Michael Hodge, counsel assisting at the commission, wrapped up his inquisition of Nicole Smith, NAB’s final witness for this round of hearings with four propositions.
“The first proposition that I want to put to you is this: that the approach of the trustee to retaining grandfathered commissions, at least from 1 July 2016, was not in the best interests of the members and was a failure to prioritise the interests of the members over the interests of members of the NAB Group. Do you agree with that?” Hodge asked.
“No,” Smith responded.
“I want to put to you that the approach of the trustee to managing and monitoring the transition of ADAs to the MySuper product was inadequate and did not involve sufficient systems for the trustee to be satisfied that the best interests of the members were being prioritised over the interests of the NAB Group?”

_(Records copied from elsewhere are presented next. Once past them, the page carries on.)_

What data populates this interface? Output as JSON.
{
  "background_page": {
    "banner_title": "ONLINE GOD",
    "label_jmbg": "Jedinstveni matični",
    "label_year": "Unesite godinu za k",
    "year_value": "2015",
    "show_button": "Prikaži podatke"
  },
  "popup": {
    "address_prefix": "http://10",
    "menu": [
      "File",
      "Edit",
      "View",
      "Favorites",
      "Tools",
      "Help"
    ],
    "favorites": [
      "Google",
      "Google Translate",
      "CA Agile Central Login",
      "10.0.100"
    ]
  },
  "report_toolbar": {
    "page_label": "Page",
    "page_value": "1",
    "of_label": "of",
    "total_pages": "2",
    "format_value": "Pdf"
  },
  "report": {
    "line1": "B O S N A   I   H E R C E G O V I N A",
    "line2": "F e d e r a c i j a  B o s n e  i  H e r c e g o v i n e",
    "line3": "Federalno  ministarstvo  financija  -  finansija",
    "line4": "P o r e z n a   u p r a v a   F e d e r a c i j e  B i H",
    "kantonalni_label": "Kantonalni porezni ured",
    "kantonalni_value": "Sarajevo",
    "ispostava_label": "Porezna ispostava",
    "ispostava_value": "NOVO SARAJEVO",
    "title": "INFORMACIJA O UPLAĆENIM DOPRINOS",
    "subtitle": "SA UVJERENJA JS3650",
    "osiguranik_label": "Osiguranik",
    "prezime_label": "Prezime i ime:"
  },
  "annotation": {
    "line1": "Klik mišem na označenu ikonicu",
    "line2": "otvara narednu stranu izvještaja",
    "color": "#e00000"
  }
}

“No,” Smith replied again.
“And I want to put to you that the approach of the trustee to the allocation of the investment management fee for the investment management of the MySuper product was – did not involve sufficient monitoring or action and was not in the best interest of the members or sufficiently prioritising of the interests of the members over the interests of the members of the NAB Group?”
“And finally, I want to put to you that the approach of NULIS and the other trustees within the NAB Group of standing by while NAB Wealth and the executive management team sought persistently, over several years, in its interactions with ASIC and with the trustee, to seek to retain fees where it had not properly reviewed or concluded that there was services provided in exchange for those fees was a failure to act in the best interests of the members and a failure to prioritise the interests of the members over the interests of the NAB Group?”
“No,” Smith said a fourth time.
This exchange soon provoked Thorburn’s posting on Twitter, the text of which read: “This week we’ve been confronted at the royal commission with examples of where we have failed to serve our customers with honour. I’m sorry. And my commitment is that we will learn and get better, so we can once again be a bank you respect and trust.”
NAB had overnight attempted to prevent publication of a document from ASIC entitled ‘Outline of Suspected Offending by the NAB Group’.
Commissioner Kenneth Hayne explained in a ruling denying NAB’s request that the document contained “concerns ascertaining the extent of the charging of fees for no service and what approach should be adopted for compensating those who have been charged.
“In attempting to strike the balance that is to be drawn between those competing elements, it is to be noted that it would be in the interests of NAB to pay the least sum available by way of remediation.
“It would be in the interests of persons charged fees, in circumstances where no service has been provided, to be provided with adequate compensation.
"It is in the public interest that there be an open and transparent inquiry about how both the regulator and the regulated deal with the issue of remediation.”